I've been studying Spring State Machine and State design pattern since I have to develop a microservice with Spring Boot and persisted objects with a lot of confused states that need to be cleared up, and I am looking for a clean design solution out of that mess. I checked DDD, State concepts and State Machine seeing which ones to apply
I am not sure about how to implement some concepts, and how to connect them. I would like to understand if:
- Spring State Machine can work on entities during transitions, or only on a global application state level?
- To manage multiple entities each in its own state does it have to have be created as a prototype scoped component?
- Does it integrate easily with the State pattern or should it not be used together?
- To manage this, I should inject state or state machines into the Entities (feasible, I know, but I do not like the idea of using @Configurable and appropriate AspectJ weaving configuration)? I share someone's impression that it could make it more complex, and maybe I would have to use
@Scope("prototype")
- Instead if it is possibile to have Domain Services delegate State Machines per entity basis (so another Domain Service) for single entities to change state? Or this is anemic domain antipattern, but if so, how well do State Machine integrates with DDD?
- Is there any example on how Spring State Machine would allow me to do what I want to do, how lightweight it is, and how slow and memory consuming that would be?

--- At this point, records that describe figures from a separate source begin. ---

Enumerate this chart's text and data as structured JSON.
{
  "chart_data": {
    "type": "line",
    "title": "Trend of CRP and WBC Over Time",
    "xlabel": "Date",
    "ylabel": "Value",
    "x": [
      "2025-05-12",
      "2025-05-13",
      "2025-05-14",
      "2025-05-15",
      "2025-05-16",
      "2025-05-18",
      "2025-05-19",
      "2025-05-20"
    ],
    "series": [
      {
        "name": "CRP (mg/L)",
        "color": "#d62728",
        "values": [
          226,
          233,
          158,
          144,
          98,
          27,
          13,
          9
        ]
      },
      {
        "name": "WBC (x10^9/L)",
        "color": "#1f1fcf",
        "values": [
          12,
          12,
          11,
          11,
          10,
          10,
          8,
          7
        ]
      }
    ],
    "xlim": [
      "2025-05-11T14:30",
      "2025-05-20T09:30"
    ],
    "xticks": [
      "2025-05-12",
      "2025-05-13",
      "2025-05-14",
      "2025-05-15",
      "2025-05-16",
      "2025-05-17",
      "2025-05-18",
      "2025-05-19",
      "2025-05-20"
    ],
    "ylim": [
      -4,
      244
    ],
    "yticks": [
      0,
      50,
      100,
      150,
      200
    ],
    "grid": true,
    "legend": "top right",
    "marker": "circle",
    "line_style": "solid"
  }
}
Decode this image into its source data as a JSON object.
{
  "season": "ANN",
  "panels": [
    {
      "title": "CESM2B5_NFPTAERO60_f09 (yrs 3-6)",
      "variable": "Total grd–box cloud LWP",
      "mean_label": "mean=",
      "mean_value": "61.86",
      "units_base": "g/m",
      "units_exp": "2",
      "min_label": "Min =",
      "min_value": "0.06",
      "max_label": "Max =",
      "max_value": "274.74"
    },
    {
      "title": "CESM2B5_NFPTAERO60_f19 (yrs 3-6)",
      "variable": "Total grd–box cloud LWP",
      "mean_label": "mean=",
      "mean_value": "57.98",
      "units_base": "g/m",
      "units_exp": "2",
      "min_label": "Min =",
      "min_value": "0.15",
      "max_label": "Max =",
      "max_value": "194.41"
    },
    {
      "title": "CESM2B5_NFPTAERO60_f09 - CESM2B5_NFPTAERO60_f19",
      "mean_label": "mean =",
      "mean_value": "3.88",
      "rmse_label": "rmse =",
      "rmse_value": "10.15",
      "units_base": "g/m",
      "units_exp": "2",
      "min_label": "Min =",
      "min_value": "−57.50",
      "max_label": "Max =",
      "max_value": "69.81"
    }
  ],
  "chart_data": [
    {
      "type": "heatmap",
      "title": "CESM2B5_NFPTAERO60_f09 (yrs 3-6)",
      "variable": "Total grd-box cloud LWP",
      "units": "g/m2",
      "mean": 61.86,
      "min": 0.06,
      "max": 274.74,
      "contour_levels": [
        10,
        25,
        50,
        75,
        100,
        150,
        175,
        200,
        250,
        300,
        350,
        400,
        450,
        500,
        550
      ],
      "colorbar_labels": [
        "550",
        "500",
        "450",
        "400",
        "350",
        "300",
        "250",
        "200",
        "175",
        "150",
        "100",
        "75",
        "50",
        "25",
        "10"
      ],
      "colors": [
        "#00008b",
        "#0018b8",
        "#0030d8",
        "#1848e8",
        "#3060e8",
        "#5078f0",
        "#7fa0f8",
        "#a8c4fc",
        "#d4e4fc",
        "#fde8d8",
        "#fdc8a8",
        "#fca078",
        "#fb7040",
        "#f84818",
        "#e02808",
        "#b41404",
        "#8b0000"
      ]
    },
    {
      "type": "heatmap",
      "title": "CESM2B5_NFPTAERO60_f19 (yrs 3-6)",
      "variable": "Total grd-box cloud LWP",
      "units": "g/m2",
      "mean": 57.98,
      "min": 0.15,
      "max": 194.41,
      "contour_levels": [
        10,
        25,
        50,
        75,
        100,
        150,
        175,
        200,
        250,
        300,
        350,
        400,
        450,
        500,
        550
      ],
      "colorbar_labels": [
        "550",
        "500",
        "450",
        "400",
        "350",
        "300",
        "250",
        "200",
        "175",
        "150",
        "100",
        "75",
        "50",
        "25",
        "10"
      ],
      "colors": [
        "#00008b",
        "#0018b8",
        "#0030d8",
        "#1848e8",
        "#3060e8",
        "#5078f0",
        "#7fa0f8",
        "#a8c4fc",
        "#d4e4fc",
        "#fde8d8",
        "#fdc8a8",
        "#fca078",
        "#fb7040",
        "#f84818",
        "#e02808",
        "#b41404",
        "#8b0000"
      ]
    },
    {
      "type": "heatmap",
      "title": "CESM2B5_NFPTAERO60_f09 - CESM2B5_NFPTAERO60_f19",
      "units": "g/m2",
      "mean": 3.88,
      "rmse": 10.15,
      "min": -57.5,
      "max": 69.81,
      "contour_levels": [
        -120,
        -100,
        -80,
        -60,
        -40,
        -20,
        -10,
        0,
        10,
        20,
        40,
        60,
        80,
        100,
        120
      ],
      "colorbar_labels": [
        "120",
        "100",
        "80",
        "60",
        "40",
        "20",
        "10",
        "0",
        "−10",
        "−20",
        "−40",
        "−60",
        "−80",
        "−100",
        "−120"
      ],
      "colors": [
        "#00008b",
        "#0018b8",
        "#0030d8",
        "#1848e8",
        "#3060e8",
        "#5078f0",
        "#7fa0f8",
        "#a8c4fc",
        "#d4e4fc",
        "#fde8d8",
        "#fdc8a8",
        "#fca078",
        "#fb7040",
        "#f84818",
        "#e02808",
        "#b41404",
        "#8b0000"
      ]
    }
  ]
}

I got that: - DDD wants Domain Objects that have more functionality that simple Data Objects like in this quite complete but a little dated article on DDD - State pattern should encapsulate how the Context element should behave in that particular case - The State Machine is about encapsulating the management of the passage between one State and another - Should they work together, the State should not dictate which is the next State on a specific command, but generate an Event for the State machine and the State machine would choose (or block if there are Guards that fail) the new State - Somehow the new State would have to be set in the Context by the State Machine
Usually the Context object should delegate directly to the State object. But since the State machine dictates the change in the State of the object, should't in this case the Context delegate to a sort of Proxy State? Should be a/the State Machine be injected into the Entity or the Proxy?
Any thoughts, suggestions, even partial answers on some of these questions would be really appreciated.